~ Kendall Coffey, on the fairness of the Ferguson grand jury process in the case of Officer Darren Wilson. “I feel pretty clearly that rather than a leaderless grand jury investigation, this was a grand jury that was being led to a conclusion of innocence. […] It’s just the questions a defense lawyer would have asked Officer Wilson – ‘didn’t you feel that your life was in jeopardy?’ Well of course you know what the answer is going to be. ‘Didn’t you feel like, in effect, that the shooting was justified?’ Not only does that tell the witness to say he’s innocent, it tells the grand jury members there in the room that this prosecutor is signaling very clearly that the prosecution thinks that officer Wilson is innocent.” (2014 MSNBC Politics Nation with Rev. Al Sharpton Interview.)

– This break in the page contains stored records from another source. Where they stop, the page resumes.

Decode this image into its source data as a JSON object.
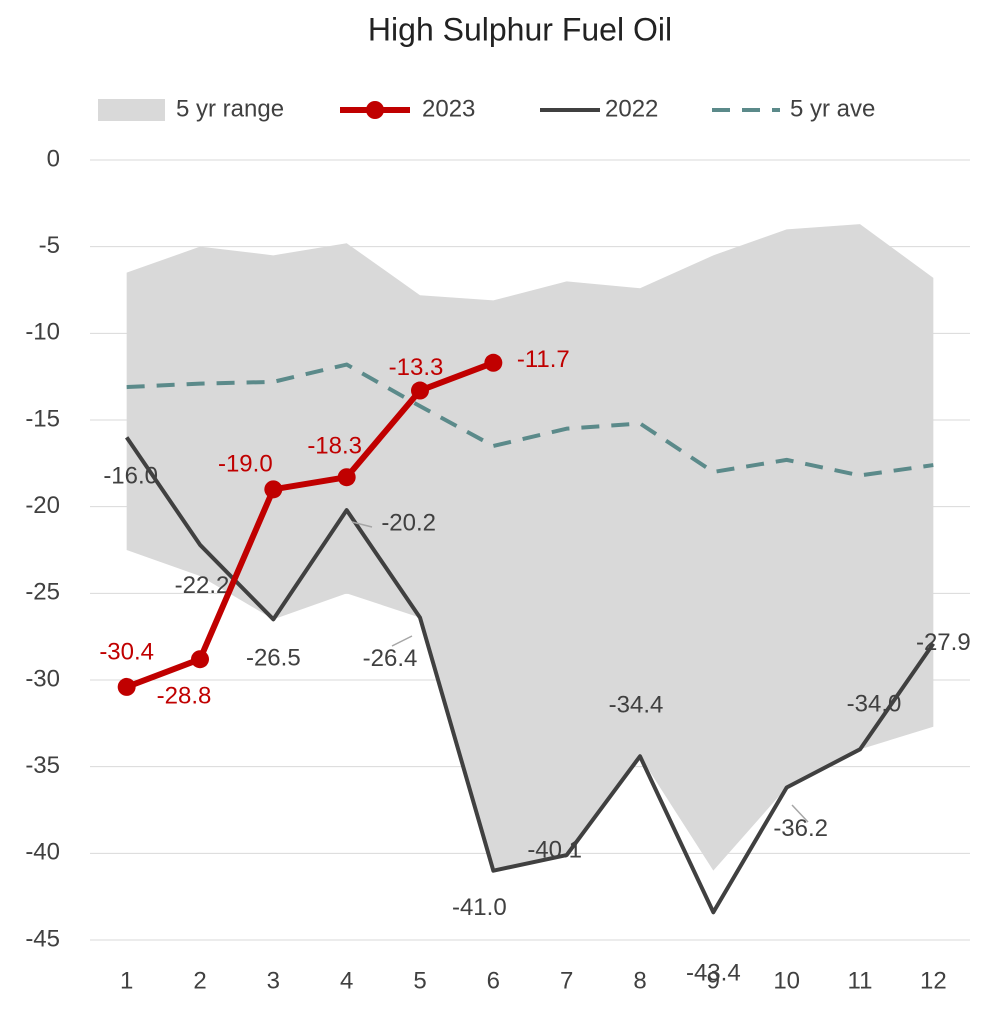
{
  "chart_data": {
    "type": "line",
    "title": "High Sulphur Fuel Oil",
    "categories": [
      "1",
      "2",
      "3",
      "4",
      "5",
      "6",
      "7",
      "8",
      "9",
      "10",
      "11",
      "12"
    ],
    "ylim": [
      -45,
      0
    ],
    "yticks": [
      0,
      -5,
      -10,
      -15,
      -20,
      -25,
      -30,
      -35,
      -40,
      -45
    ],
    "grid": true,
    "legend": "top",
    "series": [
      {
        "name": "5 yr range",
        "type": "range",
        "color": "#d9d9d9",
        "high": [
          -6.5,
          -5.0,
          -5.5,
          -4.8,
          -7.8,
          -8.1,
          -7.0,
          -7.4,
          -5.5,
          -4.0,
          -3.7,
          -6.8
        ],
        "low": [
          -22.5,
          -24.0,
          -26.5,
          -25.0,
          -26.4,
          -41.0,
          -40.1,
          -34.4,
          -41.0,
          -36.2,
          -34.0,
          -32.7
        ]
      },
      {
        "name": "2023",
        "type": "line",
        "color": "#c00000",
        "markers": true,
        "values": [
          -30.4,
          -28.8,
          -19.0,
          -18.3,
          -13.3,
          -11.7,
          null,
          null,
          null,
          null,
          null,
          null
        ],
        "value_labels": [
          "-30.4",
          "-28.8",
          "-19.0",
          "-18.3",
          "-13.3",
          "-11.7",
          null,
          null,
          null,
          null,
          null,
          null
        ]
      },
      {
        "name": "2022",
        "type": "line",
        "color": "#404040",
        "values": [
          -16.0,
          -22.2,
          -26.5,
          -20.2,
          -26.4,
          -41.0,
          -40.1,
          -34.4,
          -43.4,
          -36.2,
          -34.0,
          -27.9
        ],
        "value_labels": [
          "-16.0",
          "-22.2",
          "-26.5",
          "-20.2",
          "-26.4",
          "-41.0",
          "-40.1",
          "-34.4",
          "-43.4",
          "-36.2",
          "-34.0",
          "-27.9"
        ]
      },
      {
        "name": "5 yr ave",
        "type": "dashed",
        "color": "#5b8a8a",
        "values": [
          -13.1,
          -12.9,
          -12.8,
          -11.8,
          -14.2,
          -16.5,
          -15.5,
          -15.2,
          -18.0,
          -17.3,
          -18.2,
          -17.6
        ]
      }
    ]
  }
}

“…I’m going to put my former prosecutor’s hat back on. Grand jurors swear that when they step into that room that they’re going to maintain grand jury secrecy. That’s the deal going in. There are a lot of law enforcement values for that. So my view is that is what everybody agreed to, that’s the law, that’s the oath the grand juries take and that covenant should not be set aside by a judge.” ~ Kendall Coffey on Spinning the Law with Steve Malzberg
“…what’s so important about this law is, it applies to torture wherever it takes place in the world if one is perpetrated by a U.S. citizen, which happened to be the case with this defendant, but also, if somebody else steps foot in the United States who has committed torture crimes in a foreign country, that person can also be prosecuted.” Kendall Coffey on the trial of Chuckie Taylor.

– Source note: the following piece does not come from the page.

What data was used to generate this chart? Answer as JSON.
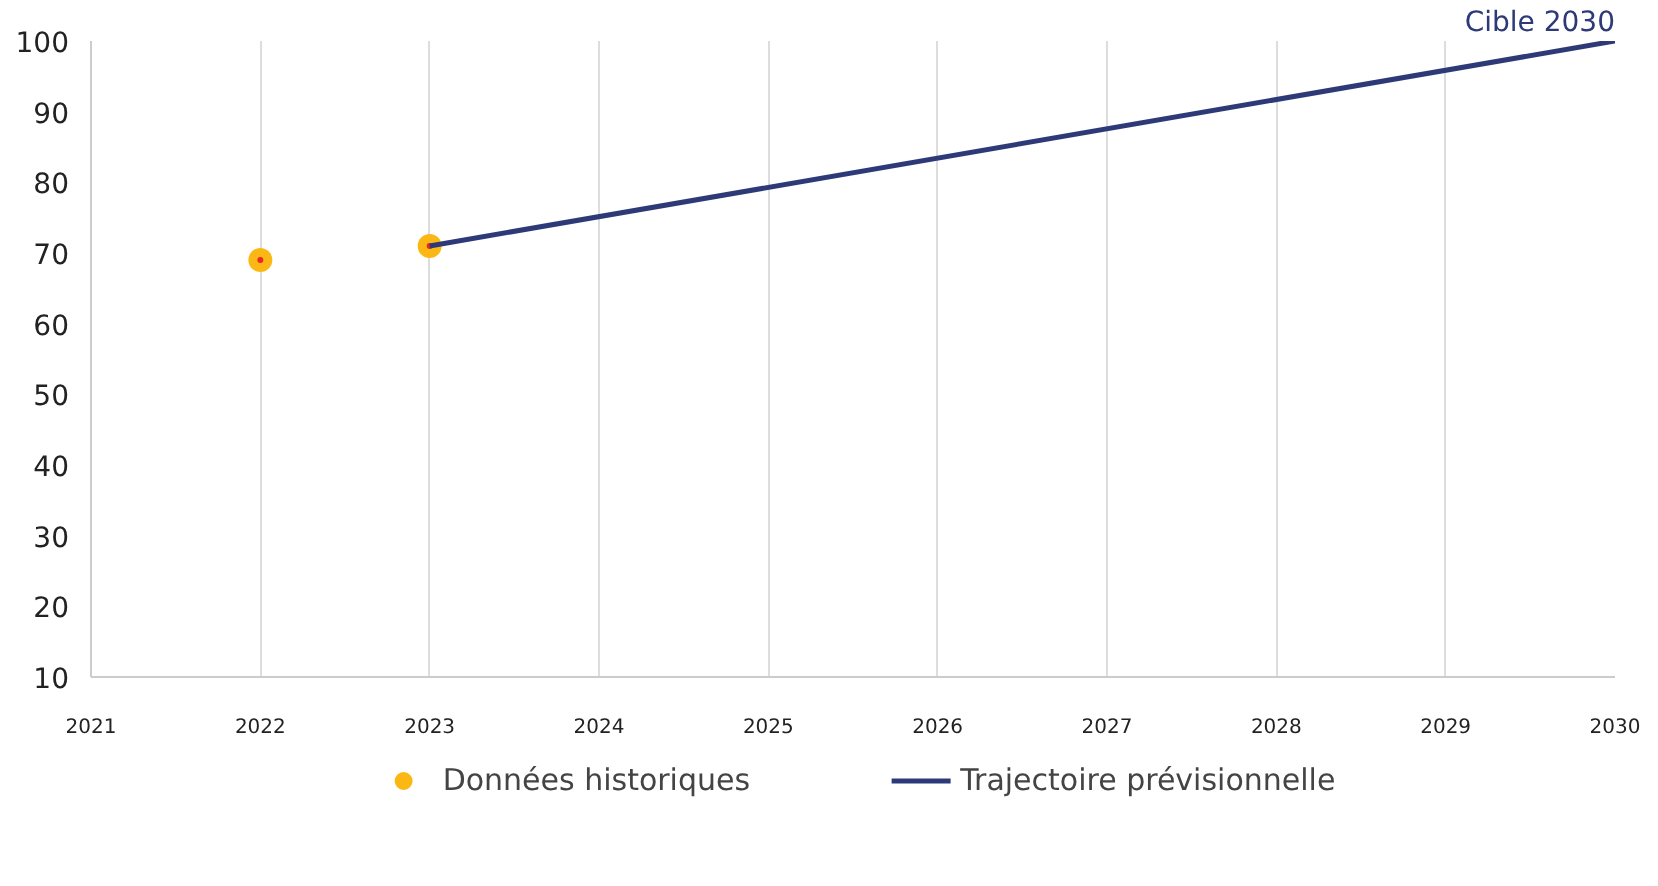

“You know so many times the interest of the public sort of drops off after the sentencing. This time, Rick, I think a lot of the victims are going to want to know where he’s staying now that he’s going from the “penthouse”– they want him to be going to the “big house.” Kendall Coffey on Bernie Madoff.
“We have a love-hate relationship with the death penalty. We see these despicable crimes; we want the maximum punishment applied to people who brutally kill children or to terrorists. At the same time we’re very concerned about mistakes being made, both mistakes with respect to selecting who is worthy of dying, if anyone, and mistakes with respect to the actual administration of execution. And these kind of cases, where horrible pains and horrible mistreatment occurs in the course of an execution, are very troubling to Americans and obviously of great concern to the United States Supreme Court.” Kendall Coffey on the death penalty.